The UK regulator also confirms that the final version will be released in due course. “Products that meet the criteria will be able to use one of the labels; those that do not meet the criteria will either need to reclassify to remove certain terms from their names and marketing or amend their standards to meet the criteria for a label,” says the FCA.

The watchdog affirms that it has sought, as far as possible, to achieve international coherence with other regimes – notably the Sustainable Finance Disclosure Regulation (SFDR) in the EU and proposals by the Securities and Exchange Commission in the US.

However, while the FCA “welcomes” the work the EU has done in the space as a “first mover”, it stresses that the proposals are not the same as those in place in the EU. “Our regime is a consumer-focused labelling regime, while the EU and USA proposals categorise products for disclosure requirements. While we seek to be compatible to the extent possible, we also need a high bar to protect consumers,” the regulator says.

Notables for non-UK products

Any firm selling or servicing financial products and services through a contact centre to UK retail clients will come under Consumer Duty regulations. There is a question, however, about how non-UK managers and manufacturers of underlying products who otherwise fall out of scope or are indirectly caught by contracts or commercial arrangements could deal with the new regime.

The FCA forewarns of risks if UK retail customers are sold products from firms that are not subject to equivalent requirements: “UK distributors of non-UK products must take all reasonable steps to understand the product, the target market it would serve, and the value it provides to ensure appropriate sales.”

Firms outside the UK wanting to sell into the UK are likely to be asked to provide additional information, the FCA says. “If those firms are unable or unwilling to provide the necessary information, UK distributors would need to consider if they can find this information elsewhere. Firms should not distribute a product if they do not understand it sufficiently.”

Coming to Europe soon?

Is a similar overhaul underway on EU soil? Yes. The European Commission is currently in the “final phase” of preparing its long-awaited “retail investment strategy”, says the European Fund and Asset Management Association (Efama). Vincent Ingham, director of regulatory policy at Efama, says: “The elements included are a closely guarded secret, but value for money has been discussed, among many others. We are not yet sure if it will feature in the final proposal and/or whether it will take inspiration from either the UK’s assessment of value or Consumer Duty. The proposal is slated for unveiling in early May, so hopefully, we will have more clarity on the concrete elements by then.”

Do all firms have a ubiquitous understanding of Consumer Duty phrases such as ‘acting in good faith’ or ‘reasonably prudent firm’? Many are still in the dark. Data and payments firm Moneyhub reported that 38% of senior decision-makers admitted having limited or zero knowledge of this upcoming legislation in October 2022.

“We have spoken at over 50 industry and stakeholder events since the final rules were published. Almost 9,000 people attended our sectoral webinars, with almost 6,000 later views on demand.”

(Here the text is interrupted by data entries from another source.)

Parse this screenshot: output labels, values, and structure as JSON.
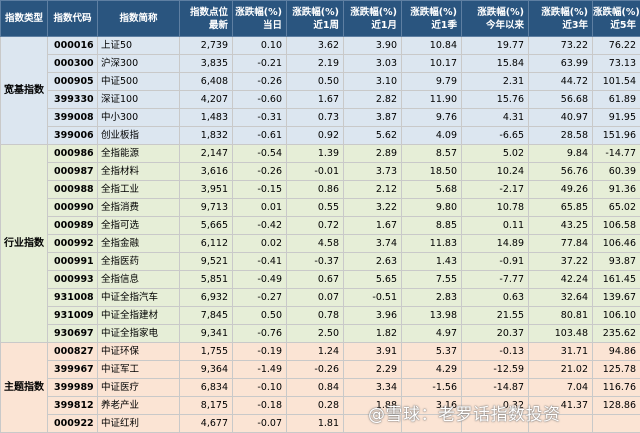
{
  "headers": [
    "指数类型",
    "指数代码",
    "指数简称",
    "指数点位\n最新",
    "涨跌幅(%)\n当日",
    "涨跌幅(%)\n近1周",
    "涨跌幅(%)\n近1月",
    "涨跌幅(%)\n近1季",
    "涨跌幅(%)\n今年以来",
    "涨跌幅(%)\n近3年",
    "涨跌幅(%)\n近5年"
  ],
  "groups": [
    {
      "name": "宽基指数",
      "color": "blue",
      "rows": [
        [
          "000016",
          "上证50",
          "2,739",
          "0.10",
          "3.62",
          "3.90",
          "10.84",
          "19.77",
          "73.22",
          "76.22"
        ],
        [
          "000300",
          "沪深300",
          "3,835",
          "-0.21",
          "2.19",
          "3.03",
          "10.17",
          "15.84",
          "63.99",
          "73.13"
        ],
        [
          "000905",
          "中证500",
          "6,408",
          "-0.26",
          "0.50",
          "3.10",
          "9.79",
          "2.31",
          "44.72",
          "101.54"
        ],
        [
          "399330",
          "深证100",
          "4,207",
          "-0.60",
          "1.67",
          "2.82",
          "11.90",
          "15.76",
          "56.68",
          "61.89"
        ],
        [
          "399008",
          "中小300",
          "1,483",
          "-0.31",
          "0.73",
          "3.87",
          "9.76",
          "4.31",
          "40.97",
          "91.95"
        ],
        [
          "399006",
          "创业板指",
          "1,832",
          "-0.61",
          "0.92",
          "5.62",
          "4.09",
          "-6.65",
          "28.58",
          "151.96"
        ]
      ]
    },
    {
      "name": "行业指数",
      "color": "green",
      "rows": [
        [
          "000986",
          "全指能源",
          "2,147",
          "-0.54",
          "1.39",
          "2.89",
          "8.57",
          "5.02",
          "9.84",
          "-14.77"
        ],
        [
          "000987",
          "全指材料",
          "3,616",
          "-0.26",
          "-0.01",
          "3.73",
          "18.50",
          "10.24",
          "56.76",
          "60.39"
        ],
        [
          "000988",
          "全指工业",
          "3,951",
          "-0.15",
          "0.86",
          "2.12",
          "5.68",
          "-2.17",
          "49.26",
          "91.36"
        ],
        [
          "000990",
          "全指消费",
          "9,713",
          "0.01",
          "0.55",
          "3.22",
          "9.80",
          "10.78",
          "65.85",
          "65.02"
        ],
        [
          "000989",
          "全指可选",
          "5,665",
          "-0.42",
          "0.72",
          "1.67",
          "8.85",
          "0.11",
          "43.25",
          "106.58"
        ],
        [
          "000992",
          "全指金融",
          "6,112",
          "0.02",
          "4.58",
          "3.74",
          "11.83",
          "14.89",
          "77.84",
          "106.46"
        ],
        [
          "000991",
          "全指医药",
          "9,521",
          "-0.41",
          "-0.37",
          "2.63",
          "1.43",
          "-0.91",
          "37.22",
          "93.87"
        ],
        [
          "000993",
          "全指信息",
          "5,851",
          "-0.49",
          "0.67",
          "5.65",
          "7.55",
          "-7.77",
          "42.24",
          "161.45"
        ],
        [
          "931008",
          "中证全指汽车",
          "6,932",
          "-0.27",
          "0.07",
          "-0.51",
          "2.83",
          "0.63",
          "32.64",
          "139.67"
        ],
        [
          "931009",
          "中证全指建材",
          "7,845",
          "0.50",
          "0.78",
          "3.96",
          "13.98",
          "21.55",
          "80.81",
          "106.10"
        ],
        [
          "930697",
          "中证全指家电",
          "9,341",
          "-0.76",
          "2.50",
          "1.82",
          "4.97",
          "20.37",
          "103.48",
          "235.62"
        ]
      ]
    },
    {
      "name": "主题指数",
      "color": "orange",
      "rows": [
        [
          "000827",
          "中证环保",
          "1,755",
          "-0.19",
          "1.24",
          "3.91",
          "5.37",
          "-0.13",
          "31.71",
          "94.86"
        ],
        [
          "399967",
          "中证军工",
          "9,364",
          "-1.49",
          "-0.26",
          "2.29",
          "4.29",
          "-12.59",
          "21.02",
          "125.78"
        ],
        [
          "399989",
          "中证医疗",
          "6,834",
          "-0.10",
          "0.84",
          "3.34",
          "-1.56",
          "-14.87",
          "7.04",
          "116.76"
        ],
        [
          "399812",
          "养老产业",
          "8,175",
          "-0.18",
          "0.28",
          "1.88",
          "3.16",
          "0.32",
          "41.37",
          "128.86"
        ],
        [
          "000922",
          "中证红利",
          "4,677",
          "-0.07",
          "1.81",
          "",
          "",
          "",
          "",
          ""
        ]
      ]
    }
  ],
  "watermark": "@雪球：老罗话指数投资"
}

Has the scenario improved with the deadline inching closer? Citing guidelines published last July and external engagement programmes with firms to answer queries, the FCA responds: “We have spoken at over 50 industry and stakeholder events since the final rules were published. Almost 9,000 people attended our sectoral webinars, with almost 6,000 later views on demand. Attendees were significantly more confident that they understood the duty after the webinar – with a 29% increase in highly confident raters.”

The FCA has also developed a programme of regional in-person events. These started in February and are expected to reach roughly 2,700 smaller firms.

The road to the UK’s revamped regulatory landscape will not be free from bumps and potholes. The question is, will it lead consumers and the industry into a better place?